Methods: Rats fed either the Lieber-DeCarli ethanol-containing diet or an ethanol and liquid diet via the intragastric tube feeding method were used. Additionally, HepG2 cell lines that constitutively and stably express human CYP3A4 were constructed to study ethanol interactions with CYP3A4.

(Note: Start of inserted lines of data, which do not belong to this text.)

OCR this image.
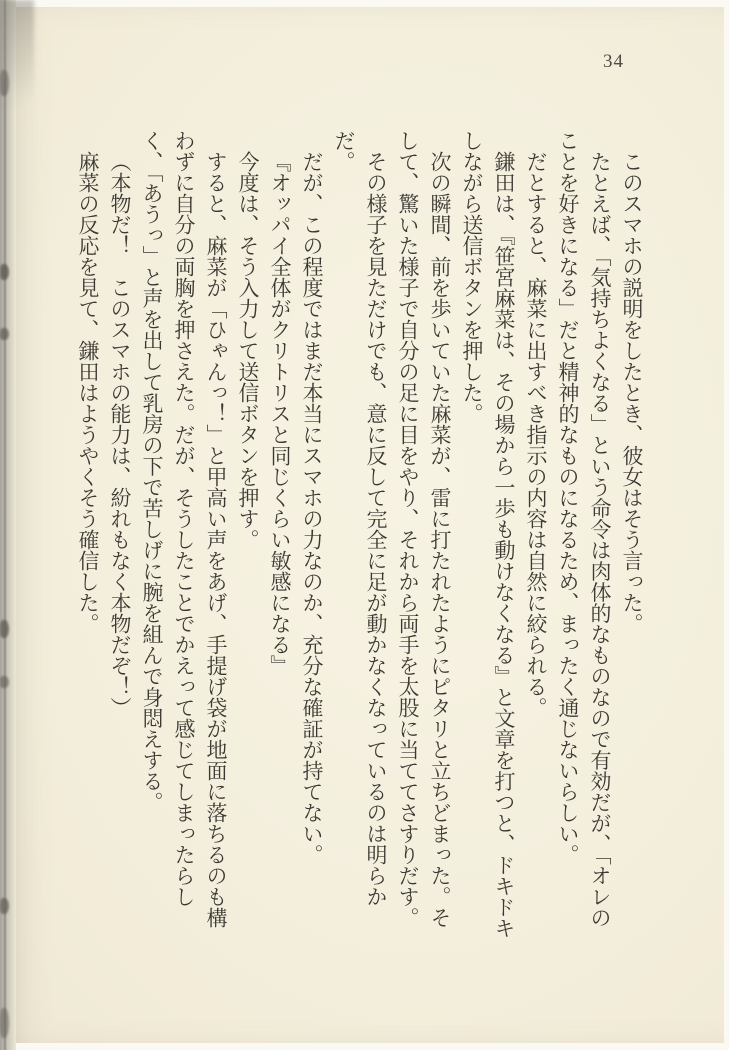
34

このスマホの説明をしたとき、彼女はそう言った。

たとえば、「気持ちよくなる」という命令は肉体的なものなので有効だが、「オレのことを好きになる」だと精神的なものになるため、まったく通じないらしい。

だとすると、麻菜に出すべき指示の内容は自然に絞られる。

鎌田は、『笹宮麻菜は、その場から一歩も動けなくなる』と文章を打つと、ドキドキしながら送信ボタンを押した。

次の瞬間、前を歩いていた麻菜が、雷に打たれたようにピタリと立ちどまった。そして、驚いた様子で自分の足に目をやり、それから両手を太股に当ててさすりだす。

その様子を見ただけでも、意に反して完全に足が動かなくなっているのは明らかだ。

だが、この程度ではまだ本当にスマホの力なのか、充分な確証が持てない。

『オッパイ全体がクリトリスと同じくらい敏感になる』

今度は、そう入力して送信ボタンを押す。

すると、麻菜が「ひゃんっ！」と甲高い声をあげ、手提げ袋が地面に落ちるのも構わずに自分の両胸を押さえた。だが、そうしたことでかえって感じてしまったらしく、「あうっ」と声を出して乳房の下で苦しげに腕を組んで身悶えする。

（本物だ！　このスマホの能力は、紛れもなく本物だぞ！）

麻菜の反応を見て、鎌田はようやくそう確信した。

Results: In all models tested, ethanol induced CYP3A activity and content, as assessed by the metabolism of fentanyl, a sensitive and specific CYP3A substrate, and Western blot analysis, respectively. In the CYP3A4-expressing HepG2 cell line, incubation with ethanol caused a dose-dependent increase in CYP3A4 activity. Ethanol also increased messenger RNA levels of CYP3A4. In the HepG2-CYP3A4 line, incubation with cycloheximide caused a decrease in fentanyl metabolism secondary to a decrease in CYP3A4 levels; this decrease was prevented by coincubation of cycloheximide with ethanol.
Conclusions: Ethanol induced CYP3A activity and content both in vitro and in vivo. There may be multiple mechanisms of induction of CYP3A4 by ethanol, including stabilization of messenger RNA and protein. Ethanol-induced increases in both the protein level and activity of CYP3A4 may play a role that might be of pathophysiological or clinical significance.